Iron Age
Metallurgy morphed from a predominance of bronze to widespread use of iron, specifically steel. Unalloyed iron is barely harder than bronze. Like tin to copper in making bronze, carbon acts as a hardening agent in rendering the alloy steel.
While bronze was cast, iron and steel are hammered into shape by blacksmiths: a reversion in technique for cobbling copper, but with a more durable material.
Like the Bronze Age, the Iron Age has low chronological value, as its advent temporally varied across societies.
The first known working of iron was in ancient Egypt ~3200 BCE, long before the declared Iron Age. Egyptian metal workers mastered the smithing of iron found in meteorites, using techniques that came to define the technical skills of the Iron Age. This knowledge was largely lost for over a millennium. In the meantime, the properties of iron went unappreciated. Iron was then worked in India beginning ~1,800 BCE.
Technology diffused at the pace of trade. Iron works appeared in Anatolia, Greece, and parts of Africa about 1300 bce. Centuries passed before iron-working technology reached central Europe, and, even later, northern Europe.
The adoption of iron coincided with material constraints and societal changes. A shortage of tin and trade disruptions in the Mediterranean forced metalworkers to seek an alternative to bronze.
Steel quality improved as iron became more available.
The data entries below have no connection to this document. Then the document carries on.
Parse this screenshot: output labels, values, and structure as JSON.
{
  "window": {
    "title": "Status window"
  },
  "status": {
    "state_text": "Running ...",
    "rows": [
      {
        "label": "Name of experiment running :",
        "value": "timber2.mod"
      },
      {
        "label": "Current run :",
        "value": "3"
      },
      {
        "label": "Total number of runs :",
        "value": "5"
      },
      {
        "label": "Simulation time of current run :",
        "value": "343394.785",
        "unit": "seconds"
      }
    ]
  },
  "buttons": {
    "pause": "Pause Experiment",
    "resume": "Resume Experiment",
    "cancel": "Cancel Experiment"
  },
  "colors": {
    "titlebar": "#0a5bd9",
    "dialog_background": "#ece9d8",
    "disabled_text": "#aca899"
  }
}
Even as tin supplies later returned, bronze was largely shunned in light the cheaper, stronger, lighter, and more easily worked steel.
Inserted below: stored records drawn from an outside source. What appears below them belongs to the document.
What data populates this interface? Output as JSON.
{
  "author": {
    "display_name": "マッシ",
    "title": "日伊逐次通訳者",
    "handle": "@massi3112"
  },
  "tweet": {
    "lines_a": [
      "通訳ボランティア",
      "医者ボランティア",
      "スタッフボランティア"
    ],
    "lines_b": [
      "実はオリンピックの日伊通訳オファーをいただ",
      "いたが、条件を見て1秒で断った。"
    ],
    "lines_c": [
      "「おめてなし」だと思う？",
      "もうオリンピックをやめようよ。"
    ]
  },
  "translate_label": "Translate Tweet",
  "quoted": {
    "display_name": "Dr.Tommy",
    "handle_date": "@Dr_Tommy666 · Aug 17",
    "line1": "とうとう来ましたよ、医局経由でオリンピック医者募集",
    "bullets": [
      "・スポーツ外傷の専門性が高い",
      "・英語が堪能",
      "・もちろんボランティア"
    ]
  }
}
One account has the Iron Age ending in 586 BCE, with the destruction of the Temple in Jerusalem, after the city’s conquest by the Babylonian army under Nebuchadnezzar in 597 BCE. Other tabulation has the Iron Age ending with the fall of the western Roman Empire in 476 CE, at the onset of the barbarian chaos in western Europe that ushered in the Dark Ages. At any rate, the Iron Age ended with savagery.